La primera vez que escuchamos el nombre de Suu Kyi éramos unas crías y nos sonaba a chino. Vimos su cara en una campaña de Amnistía Internacional que echaban por la MTV, cuando la cadena de vídeos musicales eran tan transgresora como para emitir vídeos musicales y además tenía cierta conciencia reivindicativa. Rondaban los finales de los 90, y el anuncio exigía la puesta en libertad de Aung Sna Suu Kyi, una líder de la oposición no de China, sino de Birmania, que tuvo el coraje de enfrentarse a la dictadura militar que imperaba (y aún lo hace) en ese país, y que le costó convertirse en la enemigo número uno del gobierno por la fuerte influencia que la líder tenía entre un pueblo astiado por la corrupción y el abuso de poder.
Este «crimen», el de denunciar las malas prácticas de los de arriba, le costó una penitencia de por vida propia del mismo Mandela: desde el 96 en arresto domiciliario fue liberada el 13 de noviembre de 2010, así que hoy es un buen día para celebrar este aniversario. La penuria estuvo presente durante todo el «cómodo» cautiverio: se le negó ir a Oslo para recoger el Premio Nobel de la Paz, y no pudo estar con su marido cuando murió de cáncer en el hospital.

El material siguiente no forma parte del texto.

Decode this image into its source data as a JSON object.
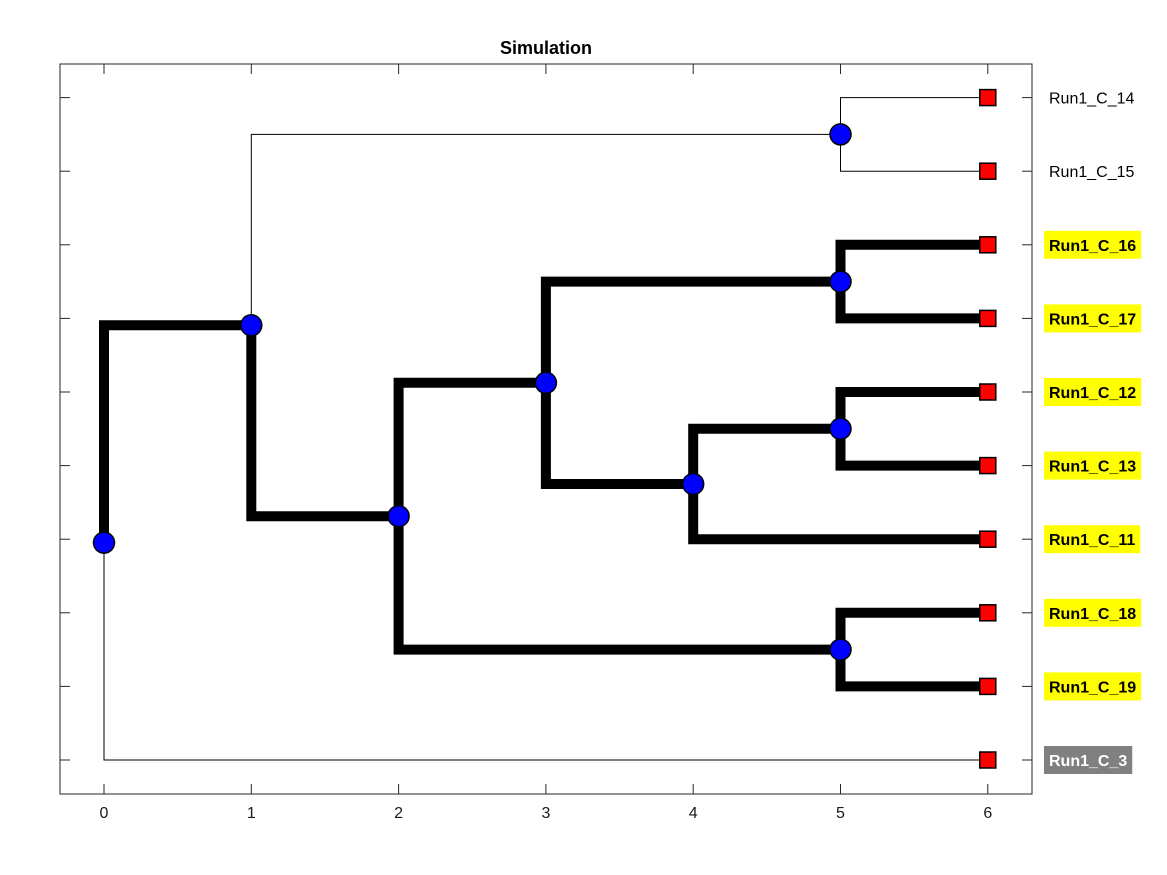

Este 2015 prueba que la fortaleza de Suu Kyi no se ha resentido lo más mínimo: se presentó a las primeras elecciones legislativas con la Liga Nacional de la Democracia (NLD) y ha conseguido la mayoría absoluta esta misma semana. Aunque los militares, temiendo su ascenso, se habían asegurado que no pudiera llegar a la presidencia adaptando un artículo en el que se prohibía este puesto a quienes estuvieran casados con un foráneo, un caso específico para echar a Suu Kyi del poder, su partido seguirá sus indicaciones. Sin embargo, su voz está detrás del partido mayoriatario, paso de gigante para un país que está lejos de ser una democracia pero que ha decidido que Suu Kyi puede empezar a guiarlos por un camino diferente. Una líder diferente a la que la historia pondrá en el sitio que merece.